E é assim que, ainda hoje, mais de 20 anos depois, com o muito que já se sabe sobre consumo digital, a informação continua a ter como principal modelo de financiamento, no que respeita à publicidade, tabelas de custos por pacotes de mil impressões.
Mil impressões podem custar um euro – o preço de um jornal – ou cinco euros. Dificilmente, à data de hoje, chegarão aos dez euros, mesmo para as marcas mais prestigiadas de informação.
O que significa que mil impressões num artigo valerão entre 1 euro e 10 euros. Vamos imaginar que temos um artigo com 50 mil impressões. Nesse caso teríamos um valor de 50 (se o preço for 1 euro por cada mil) a 500 euros (se o preço for 10 por cada mil).
Vamos ainda imaginar que se trata de um artigo que demorou dias ou semanas de investigação – o máximo possível de se obter com a publicidade seria então 500 euros, valor que nem o ordenado de um jornalista pagaria, quanto mais os custos de ter uma empresa jornalística.
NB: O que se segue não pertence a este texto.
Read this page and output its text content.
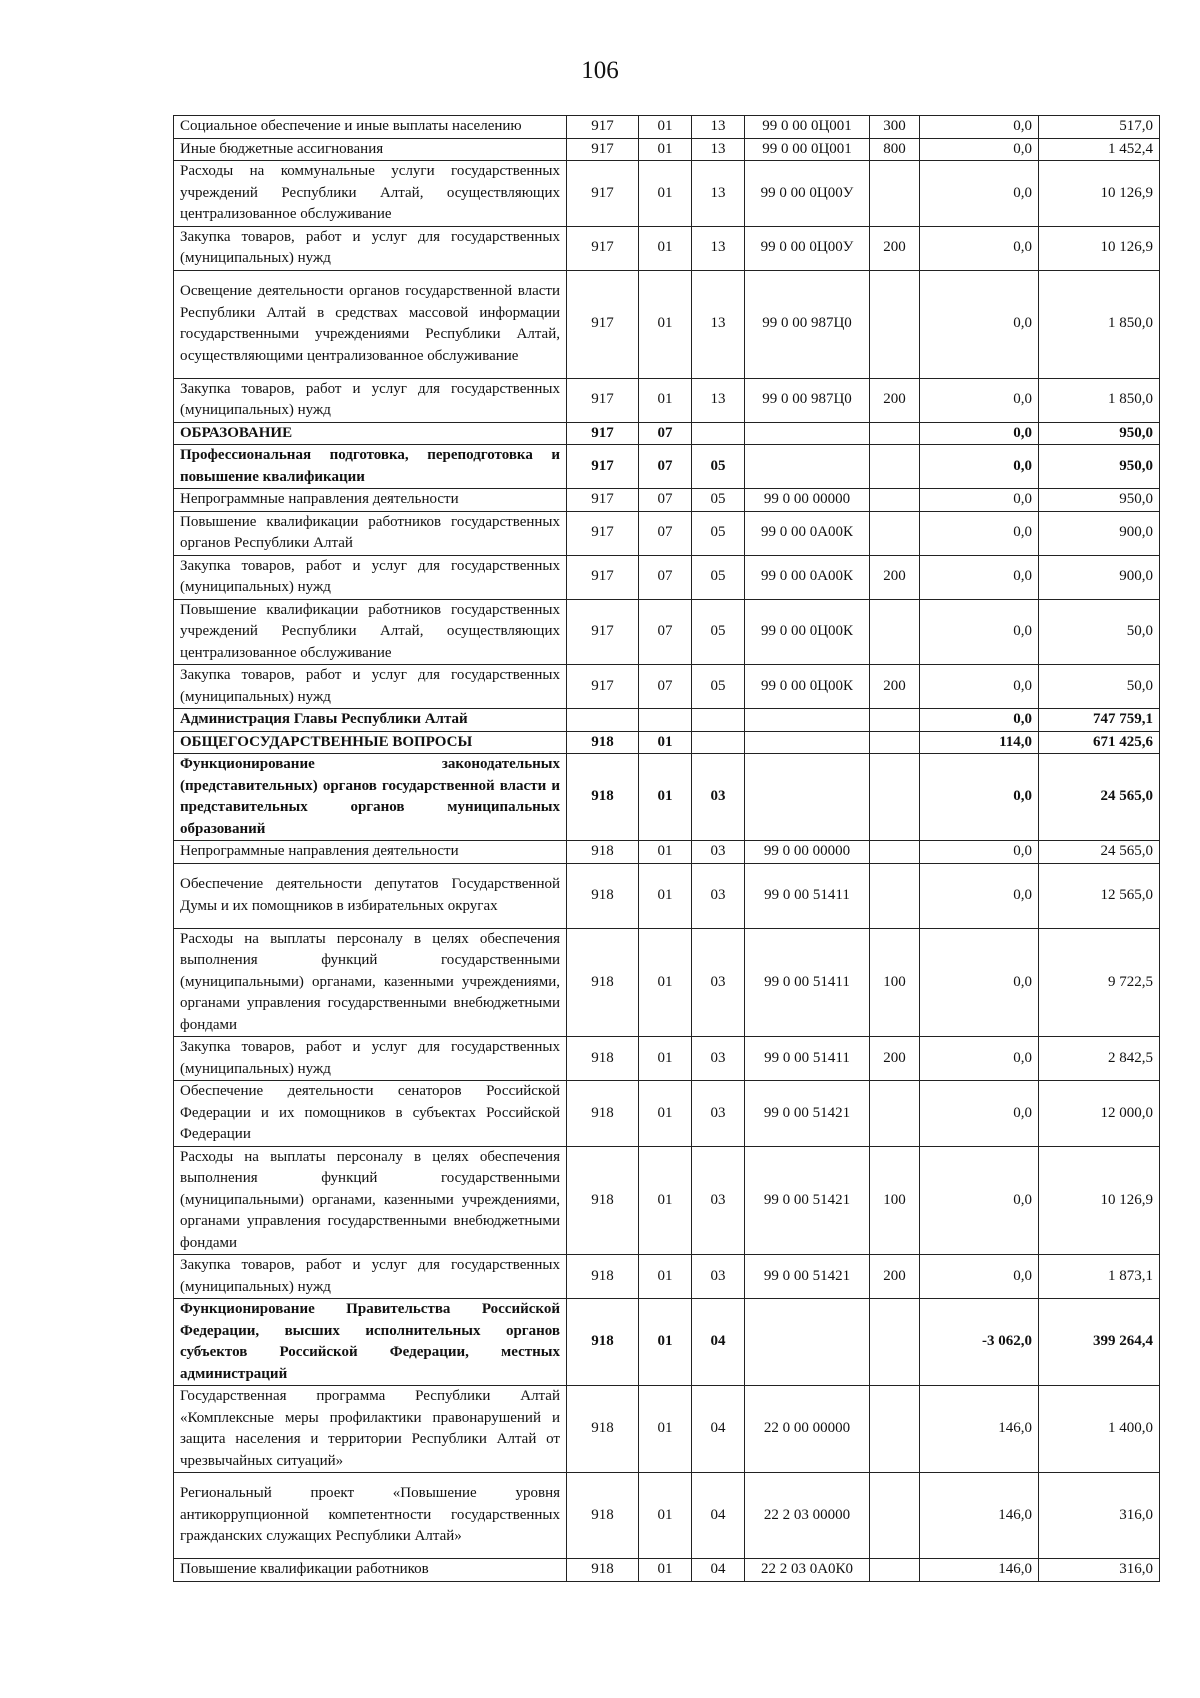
106
Социальное обеспечение и иные выплаты населению	917	01	13	99 0 00 0Ц001	300	0,0	517,0
Иные бюджетные ассигнования	917	01	13	99 0 00 0Ц001	800	0,0	1 452,4
Расходы на коммунальные услуги государственных учреждений Республики Алтай, осуществляющих централизованное обслуживание	917	01	13	99 0 00 0Ц00У		0,0	10 126,9
Закупка товаров, работ и услуг для государственных (муниципальных) нужд	917	01	13	99 0 00 0Ц00У	200	0,0	10 126,9
Освещение деятельности органов государственной власти Республики Алтай в средствах массовой информации государственными учреждениями Республики Алтай, осуществляющими централизованное обслуживание	917	01	13	99 0 00 987Ц0		0,0	1 850,0
Закупка товаров, работ и услуг для государственных (муниципальных) нужд	917	01	13	99 0 00 987Ц0	200	0,0	1 850,0
ОБРАЗОВАНИЕ	917	07				0,0	950,0
Профессиональная подготовка, переподготовка и повышение квалификации	917	07	05			0,0	950,0
Непрограммные направления деятельности	917	07	05	99 0 00 00000		0,0	950,0
Повышение квалификации работников государственных органов Республики Алтай	917	07	05	99 0 00 0А00К		0,0	900,0
Закупка товаров, работ и услуг для государственных (муниципальных) нужд	917	07	05	99 0 00 0А00К	200	0,0	900,0
Повышение квалификации работников государственных учреждений Республики Алтай, осуществляющих централизованное обслуживание	917	07	05	99 0 00 0Ц00К		0,0	50,0
Закупка товаров, работ и услуг для государственных (муниципальных) нужд	917	07	05	99 0 00 0Ц00К	200	0,0	50,0
Администрация Главы Республики Алтай						0,0	747 759,1
ОБЩЕГОСУДАРСТВЕННЫЕ ВОПРОСЫ	918	01				114,0	671 425,6
Функционирование законодательных (представительных) органов государственной власти и представительных органов муниципальных образований	918	01	03			0,0	24 565,0
Непрограммные направления деятельности	918	01	03	99 0 00 00000		0,0	24 565,0
Обеспечение деятельности депутатов Государственной Думы и их помощников в избирательных округах	918	01	03	99 0 00 51411		0,0	12 565,0
Расходы на выплаты персоналу в целях обеспечения выполнения функций государственными (муниципальными) органами, казенными учреждениями, органами управления государственными внебюджетными фондами	918	01	03	99 0 00 51411	100	0,0	9 722,5
Закупка товаров, работ и услуг для государственных (муниципальных) нужд	918	01	03	99 0 00 51411	200	0,0	2 842,5
Обеспечение деятельности сенаторов Российской Федерации и их помощников в субъектах Российской Федерации	918	01	03	99 0 00 51421		0,0	12 000,0
Расходы на выплаты персоналу в целях обеспечения выполнения функций государственными (муниципальными) органами, казенными учреждениями, органами управления государственными внебюджетными фондами	918	01	03	99 0 00 51421	100	0,0	10 126,9
Закупка товаров, работ и услуг для государственных (муниципальных) нужд	918	01	03	99 0 00 51421	200	0,0	1 873,1
Функционирование Правительства Российской Федерации, высших исполнительных органов субъектов Российской Федерации, местных администраций	918	01	04			-3 062,0	399 264,4
Государственная программа Республики Алтай «Комплексные меры профилактики правонарушений и защита населения и территории Республики Алтай от чрезвычайных ситуаций»	918	01	04	22 0 00 00000		146,0	1 400,0
Региональный проект «Повышение уровня антикоррупционной компетентности государственных гражданских служащих Республики Алтай»	918	01	04	22 2 03 00000		146,0	316,0
Повышение квалификации работников	918	01	04	22 2 03 0А0К0		146,0	316,0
Claro que também pode ser só um artigo sobre o tempo – toda a gente adora as notícias sobre o tempo, mesmo com aplicações no telemóvel e sites só de informação meteorológica.
Ou pode ser um copia-cola sobre uma qualquer aventura de uma celebridade. Porque se é verdade que nunca houve tanto conteúdo e tantas pessoas a ler conteúdo, também é verdade que nunca houve tanto ruído. E que entre um artigo de fundo sobre o financiamento aos partidos políticos e uma reportagem sobre o mais recente divórcio de Hollywood é bom que não haja grandes dúvidas sobre quem ganha.
E é assim que os jornalistas foram transformados em decoradores de montras, criadores de teasers publicitários e operários da publicação. Tudo em nome do clique, essa instituição pela qual se decide hoje a morte e a vida do jornalismo.
É por isso que o livro de Julia Cagé, “Salvar os media”, é importante. Como são importantes todas as discussões que se façam sobre como fazer melhor jornalismo, como colocar na mesma sala de redacção jornalistas, especialistas de análise de dados, developers, designers e gestores que acreditem que este não é um negócio como qualquer outro. E como é importante discutir como se vai financiar uma actividade que, se for vista como meramente lucrativa, nos custará no futuro infinitamente mais caro.
Outras sugestões:
Se há jornalistas que nos têm ajudado a perceber o que se passa no mundo, a Teresa de Sousa é uma delas. Numa semana em que a eleição do novo secretário-geral da ONU se transformou numa verdadeira novela das potências internacionais, este artigo ajuda-nos a perceber os bastidores.
Numa semana em que o primeiro debate entre os dois candidatos às eleições americanas marcou a agenda, a discussão sobre Hillary ser o “mal menor” também regressou. O Huffington Post arriscou nesta explicação sobre a razão pela qual as pessoas fazem de conta que não sabem por que não gostam dela, a candidata democrata.